Vor allem geht es um den Angeklagten, der offenbare die zentrale Figur in diesem Fall ist und der eine Affäre mit seiner Partnerin gehabt haben soll. Er ist bisher auch der Einzige, der mit einer Waffe in Verbindung gebracht wird. Der Kronzeuge hatte bereits an einem der vergangenen Verhandlungstage erzählt, dieser habe nach eigenen Angaben seinen Schwiegervater erschossen.
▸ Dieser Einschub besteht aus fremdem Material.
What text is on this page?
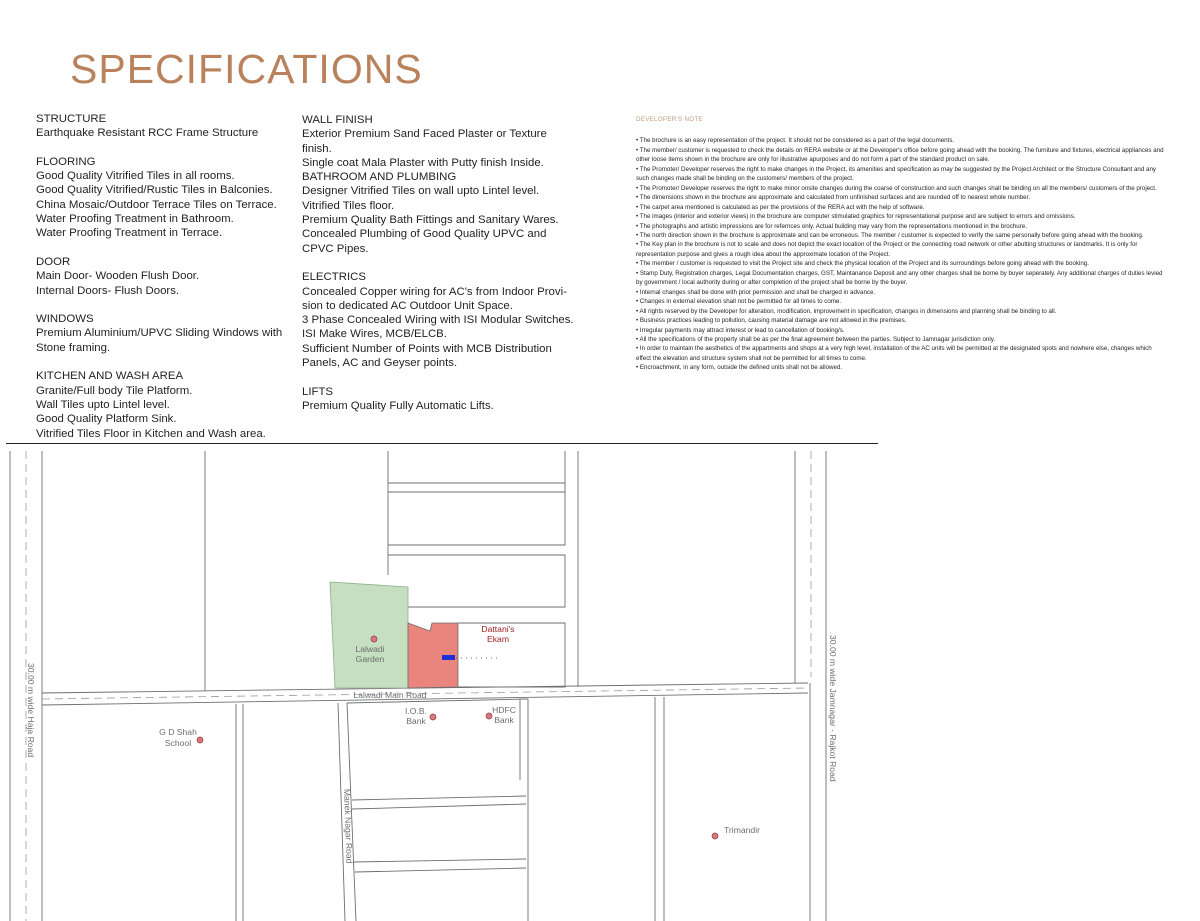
SPECIFICATIONS
STRUCTURE
Earthquake Resistant RCC Frame Structure
FLOORING
Good Quality Vitrified Tiles in all rooms.
Good Quality Vitrified/Rustic Tiles in Balconies.
China Mosaic/Outdoor Terrace Tiles on Terrace.
Water Proofing Treatment in Bathroom.
Water Proofing Treatment in Terrace.
DOOR
Main Door- Wooden Flush Door.
Internal Doors- Flush Doors.
WINDOWS
Premium Aluminium/UPVC Sliding Windows with
Stone framing.
KITCHEN AND WASH AREA
Granite/Full body Tile Platform.
Wall Tiles upto Lintel level.
Good Quality Platform Sink.
Vitrified Tiles Floor in Kitchen and Wash area.
WALL FINISH
Exterior Premium Sand Faced Plaster or Texture
finish.
Single coat Mala Plaster with Putty finish Inside.
BATHROOM AND PLUMBING
Designer Vitrified Tiles on wall upto Lintel level.
Vitrified Tiles floor.
Premium Quality Bath Fittings and Sanitary Wares.
Concealed Plumbing of Good Quality UPVC and
CPVC Pipes.
ELECTRICS
Concealed Copper wiring for AC's from Indoor Provi-
sion to dedicated AC Outdoor Unit Space.
3 Phase Concealed Wiring with ISI Modular Switches.
ISI Make Wires, MCB/ELCB.
Sufficient Number of Points with MCB Distribution
Panels, AC and Geyser points.
LIFTS
Premium Quality Fully Automatic Lifts.
DEVELOPER'S NOTE
• The brochure is an easy representation of the project. It should not be considered as a part of the legal documents.
• The member/ customer is requested to check the details on RERA website or at the Developer's office before going ahead with the booking. The furniture and fixtures, electrical appliances and other loose items shown in the brochure are only for illustrative apurposes and do not form a part of the standard product on sale.
• The Promoter/ Developer reserves the right to make changes in the Project, its amenities and specification as may be suggested by the Project Architect or the Structure Consultant and any such changes made shall be binding on the customers/ members of the project.
• The Promoter/ Developer reserves the right to make minor onsite changes during the coarse of construction and such changes shall be binding on all the members/ customers of the project.
• The dimensions shown in the brochure are approximate and calculated from unfinished surfaces and are rounded off to nearest whole number.
• The carpet area mentioned is calculated as per the provisions of the RERA act with the help of software.
• The images (interior and exterior views) in the brochure are computer stimulated graphics for representational purpose and are subject to errors and omissions.
• The photographs and artistic impressions are for refernces only. Actual building may vary from the representations mentioned in the brochure.
• The north direction shown in the brochure is approximate and can be erroneous. The member / customer is expected to verify the same personally before going ahead with the booking.
• The Key plan in the brochure is not to scale and does not depict the exact location of the Project or the connecting road network or other abutting structures or landmarks. It is only for representation purpose and gives a rough idea about the approximate location of the Project.
• The member / customer is requested to visit the Project site and check the physical location of the Project and its surroundings before going ahead with the booking.
• Stamp Duty, Registration charges, Legal Documentation charges, GST, Maintanance Deposit and any other charges shall be borne by buyer seperately. Any additional charges of duties levied by government / local authority during or after completion of the project shall be borne by the buyer.
• Internal changes shall be done with prior permission and shall be charged in advance.
• Changes in external elevation shall not be permitted for all times to come.
• All rights reserved by the Developer for alteration, modification, improvement in specification, changes in dimensions and planning shall be binding to all.
• Business practices leading to pollution, causing material damage are not allowed in the premises.
• Irregular payments may attract interest or lead to cancellation of booking/s.
• All the specifications of the property shall be as per the final agreement between the parties. Subject to Jamnagar jurisdiction only.
• In order to maintain the aesthetics of the appartments and shops at a very high level, installation of the AC units will be permitted at the designated spots and nowhere else, changes which effect the elevation and structure system shall not be permitted for all times to come.
• Encroachment, in any form, outside the defined units shall not be allowed.
Lalwadi
Garden
G D Shah
School
I.O.B.
Bank
HDFC
Bank
Trimandir
Lalwadi Main Road
30.00 m wide Haja Road	30.00 m wide Jamnagar - Rajkot Road
Manek Nagar Road
Dattani's
Ekam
Jetzt erzählt er von einem Video, das ihm der Nebenbuhler gezeigt habe und auf dem zu sehen sei, wie ein Mann zuerst angeschossen und dann noch gefoltert worden sei bis er verstarb.
Überhaupt fällt auf, dass der Zeuge den mutmaßlichen Nebenbuhler aus Albanien jetzt noch stärker belastet als zu Beginn der Ermittlungen. So habe er bei allen Fahrten zu Drogendeals eine Pistole mitgeführt. Auch der Fall jenes Tuttlingers, der jüngst aus der Untersuchungshaft entlassen worden ist (wir berichteten), kommt noch einmal zur Sprache. Dazu erklärt das Gericht, in einem wesentlichen Punkt hätten sich die Verdachtsmomente nicht bestätigt. Trotzdem bestehe in weiterer Anklagepunkten nach wie vor „dringender Tatverdacht“. Vom Kronzeugen kommt prompt eine entsprechende Bestätigung.
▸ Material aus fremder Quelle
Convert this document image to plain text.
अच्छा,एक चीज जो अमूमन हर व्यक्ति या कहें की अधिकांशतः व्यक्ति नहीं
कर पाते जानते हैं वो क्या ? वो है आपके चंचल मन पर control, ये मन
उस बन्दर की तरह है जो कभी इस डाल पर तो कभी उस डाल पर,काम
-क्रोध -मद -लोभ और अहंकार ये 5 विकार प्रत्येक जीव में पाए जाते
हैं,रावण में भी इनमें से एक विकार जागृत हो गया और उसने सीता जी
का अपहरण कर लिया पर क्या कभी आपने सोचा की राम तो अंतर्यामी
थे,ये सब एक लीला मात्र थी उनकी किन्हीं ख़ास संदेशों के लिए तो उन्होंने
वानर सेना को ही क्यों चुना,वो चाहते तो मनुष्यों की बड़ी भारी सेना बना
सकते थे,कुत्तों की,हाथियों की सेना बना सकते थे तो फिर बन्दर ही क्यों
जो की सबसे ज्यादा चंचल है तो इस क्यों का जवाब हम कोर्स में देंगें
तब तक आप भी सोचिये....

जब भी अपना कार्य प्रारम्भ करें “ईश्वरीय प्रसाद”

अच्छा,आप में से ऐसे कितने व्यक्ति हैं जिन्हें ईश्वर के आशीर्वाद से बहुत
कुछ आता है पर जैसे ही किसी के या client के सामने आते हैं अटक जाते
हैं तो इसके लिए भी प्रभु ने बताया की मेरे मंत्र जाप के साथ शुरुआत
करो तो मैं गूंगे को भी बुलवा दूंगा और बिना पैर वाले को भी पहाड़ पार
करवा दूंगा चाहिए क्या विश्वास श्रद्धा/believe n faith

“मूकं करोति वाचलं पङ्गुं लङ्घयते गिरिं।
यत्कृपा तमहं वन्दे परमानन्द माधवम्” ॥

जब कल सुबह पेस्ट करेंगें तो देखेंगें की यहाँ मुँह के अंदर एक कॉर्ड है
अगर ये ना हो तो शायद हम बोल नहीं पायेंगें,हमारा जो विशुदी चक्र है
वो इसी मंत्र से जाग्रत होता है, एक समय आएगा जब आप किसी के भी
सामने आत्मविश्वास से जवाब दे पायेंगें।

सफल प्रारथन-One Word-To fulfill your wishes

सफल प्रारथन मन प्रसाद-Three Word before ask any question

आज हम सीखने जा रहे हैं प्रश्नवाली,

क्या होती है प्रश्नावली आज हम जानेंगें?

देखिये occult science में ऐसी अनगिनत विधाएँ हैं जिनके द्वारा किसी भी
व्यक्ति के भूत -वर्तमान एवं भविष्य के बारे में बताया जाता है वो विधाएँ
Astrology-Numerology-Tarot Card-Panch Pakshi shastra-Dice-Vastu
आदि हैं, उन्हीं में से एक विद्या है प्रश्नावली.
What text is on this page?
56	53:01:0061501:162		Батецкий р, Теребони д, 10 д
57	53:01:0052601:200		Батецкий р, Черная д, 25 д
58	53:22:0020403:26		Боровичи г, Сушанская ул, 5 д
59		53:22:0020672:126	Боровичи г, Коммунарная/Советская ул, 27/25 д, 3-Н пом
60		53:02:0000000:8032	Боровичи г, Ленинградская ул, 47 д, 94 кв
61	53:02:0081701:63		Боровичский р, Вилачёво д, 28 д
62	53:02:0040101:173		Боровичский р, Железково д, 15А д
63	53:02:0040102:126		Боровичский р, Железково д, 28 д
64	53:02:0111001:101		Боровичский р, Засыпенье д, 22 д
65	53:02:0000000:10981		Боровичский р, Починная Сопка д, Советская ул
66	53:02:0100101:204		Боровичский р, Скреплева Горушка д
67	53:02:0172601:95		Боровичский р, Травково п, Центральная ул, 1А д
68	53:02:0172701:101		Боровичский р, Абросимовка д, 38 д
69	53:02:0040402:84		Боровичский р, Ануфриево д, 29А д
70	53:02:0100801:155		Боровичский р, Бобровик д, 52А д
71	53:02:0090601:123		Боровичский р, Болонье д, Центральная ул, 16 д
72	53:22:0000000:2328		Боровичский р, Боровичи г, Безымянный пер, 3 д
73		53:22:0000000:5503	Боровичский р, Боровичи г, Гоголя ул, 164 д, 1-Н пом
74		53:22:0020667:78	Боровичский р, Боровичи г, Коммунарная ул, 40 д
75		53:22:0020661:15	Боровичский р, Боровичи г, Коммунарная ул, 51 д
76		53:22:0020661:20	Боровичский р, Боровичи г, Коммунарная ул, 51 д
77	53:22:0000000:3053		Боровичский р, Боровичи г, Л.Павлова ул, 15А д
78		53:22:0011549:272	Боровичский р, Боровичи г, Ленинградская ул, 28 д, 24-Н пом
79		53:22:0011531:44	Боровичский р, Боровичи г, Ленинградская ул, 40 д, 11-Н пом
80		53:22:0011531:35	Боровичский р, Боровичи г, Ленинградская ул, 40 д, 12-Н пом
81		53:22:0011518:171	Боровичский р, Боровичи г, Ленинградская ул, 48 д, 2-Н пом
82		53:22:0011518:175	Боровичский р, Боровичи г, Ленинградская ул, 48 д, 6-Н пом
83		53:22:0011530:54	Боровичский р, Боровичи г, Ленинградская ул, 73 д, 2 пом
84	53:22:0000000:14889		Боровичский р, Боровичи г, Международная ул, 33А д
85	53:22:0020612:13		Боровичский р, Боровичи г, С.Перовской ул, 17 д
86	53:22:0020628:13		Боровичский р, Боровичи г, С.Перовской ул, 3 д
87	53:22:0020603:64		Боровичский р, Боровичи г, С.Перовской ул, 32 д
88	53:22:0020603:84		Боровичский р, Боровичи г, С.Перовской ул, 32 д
Er schildert ein Treffen in einem Tuttlinger Café, bei dem er in einem Scheingeschäft und in Anwesenheit des 43jährigen Mannes 60 Gramm Heroin für 3000 Euro gekauft habe. Der Beschuldigte, der zum ProzessAuftakt beteuert hatte, er habe niemals etwas mit Drogen zu tun gehabt, sei im Drogenkreis „Opa“(bei positiven Deals) oder „Zigeuner“(bei Problemen) genannt worden. Ingo Lenßen, einer seiner beiden Anwälte, kündigt gegen Ende des Prozesstages den Antrag an, das Verfahren gegen seinen Mandanten abzutrennen.
In einem anderen Fall fällt die Entscheidung nach Verhandlungsende: Die 1. Große Strafkammer hebt auch den Haftbefehl gegen die einzige Frau auf. Der Prozess wir am kommenden Dienstag um 9 Uhr fortgesetzt.